I think we’ve used democracy much in the way Trump has to ultlimately make our point. So we’ve run campaigns where 1000s of customers will plead or email the regulators to the government to say no leave me alone so the position of Travis is that Uber is very much a position of economic freedom.”
But what the above really illustrates is that nobody at Uber seems to understand the difference between a political process and a market process.
What they want is for the law to bow to “consumer demand” for cheaper taxi services by granting Uber the right to ignore collective regulations on worker rights and conditions. But all this equates to is an economic transfer from the working class over to urban metropolitan elites, which benefits one particular corporation over others. This is plainly crazy. The only innovation in hand is that the old “You rang m’Lord” system has been transformed into a “you hailed me on your app m’Lord” one instead.
If the population’s top political priority really was a cheap private car service rather than a new public transport infrastructure, political parties would be putting this issue at the top of their political manifestos. The fact they don’t suggests society as a whole would never endorse policy which campaigned for cheap taxi services to be funded with lower worker living standards.
It’s hardly surprising that consumers will endorse political calls for cheaper taxi services if a pre-drafted email to that effect lands in their inbox without a fair explanation of who funds those cheap services really.

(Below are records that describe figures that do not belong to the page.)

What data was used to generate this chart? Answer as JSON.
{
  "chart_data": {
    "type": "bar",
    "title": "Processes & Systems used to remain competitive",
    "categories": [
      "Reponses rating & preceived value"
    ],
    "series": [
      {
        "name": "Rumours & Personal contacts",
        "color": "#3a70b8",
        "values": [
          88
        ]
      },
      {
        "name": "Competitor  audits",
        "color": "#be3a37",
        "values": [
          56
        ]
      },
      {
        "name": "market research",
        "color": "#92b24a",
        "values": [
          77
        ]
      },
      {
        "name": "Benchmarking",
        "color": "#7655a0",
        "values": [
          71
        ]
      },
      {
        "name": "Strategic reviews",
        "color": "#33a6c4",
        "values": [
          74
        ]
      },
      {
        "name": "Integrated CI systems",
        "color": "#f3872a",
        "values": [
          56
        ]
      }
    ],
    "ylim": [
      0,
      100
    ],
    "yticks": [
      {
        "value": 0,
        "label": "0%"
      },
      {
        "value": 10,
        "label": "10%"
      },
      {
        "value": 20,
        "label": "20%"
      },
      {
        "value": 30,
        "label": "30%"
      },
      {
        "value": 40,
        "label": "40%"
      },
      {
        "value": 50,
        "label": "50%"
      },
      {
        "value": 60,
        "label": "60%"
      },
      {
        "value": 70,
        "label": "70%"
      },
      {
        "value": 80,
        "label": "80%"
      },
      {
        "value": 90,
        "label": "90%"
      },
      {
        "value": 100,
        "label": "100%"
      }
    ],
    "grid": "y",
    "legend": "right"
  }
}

They’d call for cheaper medical services, education, housing, utilities, basically everything as well. The question is not whether they want cheaper taxi services, it’s whether they would prioritise this need over all their other social and political needs as a whole. Hence why getting customers to dispatch thousands of pre-drafted emails to politicians isn’t indicative of the power of democracy. It’s indicative of an Uber-organised DDoS attack upon the state.

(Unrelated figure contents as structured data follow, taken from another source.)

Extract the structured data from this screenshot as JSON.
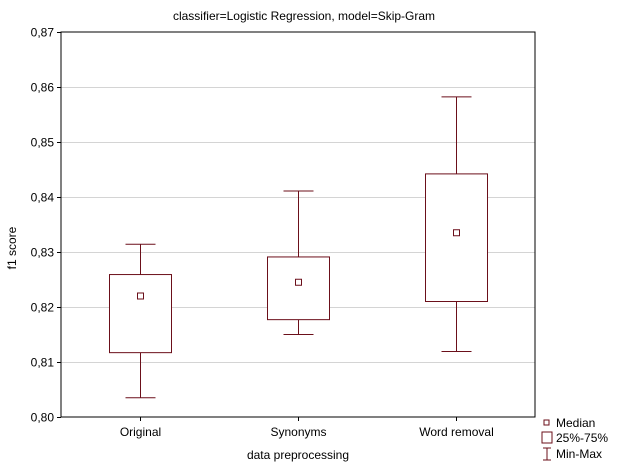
{
  "chart_data": {
    "type": "boxplot",
    "title": "classifier=Logistic Regression, model=Skip-Gram",
    "xlabel": "data preprocessing",
    "ylabel": "f1 score",
    "ylim": [
      0.8,
      0.87
    ],
    "yticks": [
      0.8,
      0.81,
      0.82,
      0.83,
      0.84,
      0.85,
      0.86,
      0.87
    ],
    "ytick_labels": [
      "0,80",
      "0,81",
      "0,82",
      "0,83",
      "0,84",
      "0,85",
      "0,86",
      "0,87"
    ],
    "grid": true,
    "categories": [
      "Original",
      "Synonyms",
      "Word removal"
    ],
    "boxes": [
      {
        "name": "Original",
        "min": 0.8035,
        "q1": 0.8117,
        "median": 0.822,
        "q3": 0.8259,
        "max": 0.8314
      },
      {
        "name": "Synonyms",
        "min": 0.815,
        "q1": 0.8177,
        "median": 0.8245,
        "q3": 0.8291,
        "max": 0.8411
      },
      {
        "name": "Word removal",
        "min": 0.8119,
        "q1": 0.821,
        "median": 0.8335,
        "q3": 0.8442,
        "max": 0.8582
      }
    ],
    "legend": {
      "position": "bottom-right",
      "items": [
        {
          "key": "median",
          "label": "Median"
        },
        {
          "key": "box",
          "label": "25%-75%"
        },
        {
          "key": "whisker",
          "label": "Min-Max"
        }
      ]
    },
    "colors": {
      "box": "#6b0f1a",
      "grid": "#d4d4d4",
      "text": "#000000"
    }
  }
}
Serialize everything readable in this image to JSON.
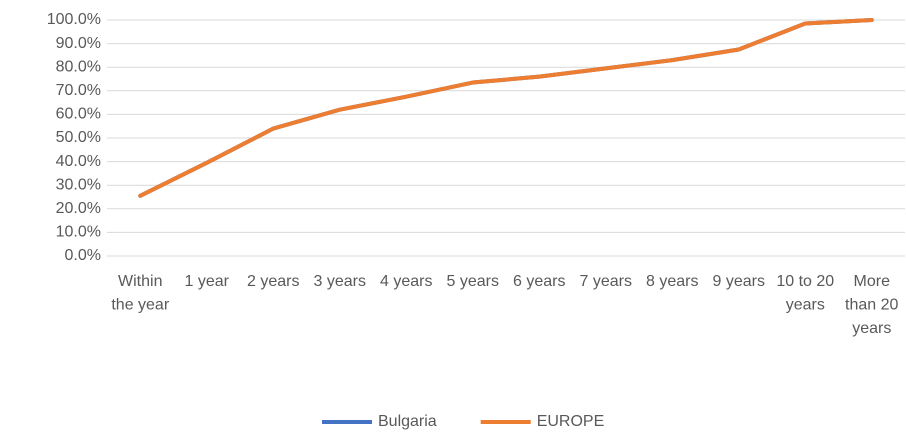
{
  "chart_data": {
    "type": "line",
    "categories": [
      "Within the year",
      "1 year",
      "2 years",
      "3 years",
      "4 years",
      "5 years",
      "6 years",
      "7 years",
      "8 years",
      "9 years",
      "10 to 20 years",
      "More than 20 years"
    ],
    "series": [
      {
        "name": "Bulgaria",
        "color": "#4472c4",
        "values": [
          25.5,
          39.5,
          54,
          62,
          67.5,
          73.5,
          76,
          79.5,
          83,
          87.5,
          98.5,
          100
        ]
      },
      {
        "name": "EUROPE",
        "color": "#ed7d31",
        "values": [
          25.5,
          39.5,
          54,
          62,
          67.5,
          73.5,
          76,
          79.5,
          83,
          87.5,
          98.5,
          100
        ]
      }
    ],
    "ylim": [
      0,
      100
    ],
    "yticks": [
      {
        "value": 0,
        "label": "0.0%"
      },
      {
        "value": 10,
        "label": "10.0%"
      },
      {
        "value": 20,
        "label": "20.0%"
      },
      {
        "value": 30,
        "label": "30.0%"
      },
      {
        "value": 40,
        "label": "40.0%"
      },
      {
        "value": 50,
        "label": "50.0%"
      },
      {
        "value": 60,
        "label": "60.0%"
      },
      {
        "value": 70,
        "label": "70.0%"
      },
      {
        "value": 80,
        "label": "80.0%"
      },
      {
        "value": 90,
        "label": "90.0%"
      },
      {
        "value": 100,
        "label": "100.0%"
      }
    ],
    "grid": true,
    "legend": "bottom"
  }
}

It’s fair to suggest the economics will prove themselves eventually. There’s even good anecdotal evidence to suggest they’re already doing so.
We recently spoke to one of Uber’s earliest London drivers, who declined to be named. He told us that to survive he had to forge a driver syndicate which collectively owns the underlying car capital. With more drivers than cars to hand, the cars can be fully utilised 24 hours a day improving the return on capital invested. To economise further, the drivers take turns with shifts, step-in for each other if and when they need leave and recruit temporary staff if and when they find themselves under staffed. They also mutualise the costs and the insurance. Yet, even then, he said “it’s really hard to make the economics work” and that “when Uber increased its margin from 20 per cent to 28 per cent it knocked our profitability in half”.
What this amounts to, of course, is the re-constitution of the very economies of scale which Uber inadvertently demolished when it went about its atomising driver process. But if a quasi professional corporate structure like this can’t make ends meet within the Uber network, what hope does any single driver have? Uber is surviving on plain old worker naivety.
*Eco-system is a Silicon Valley euphemism for a cross-subsidised system.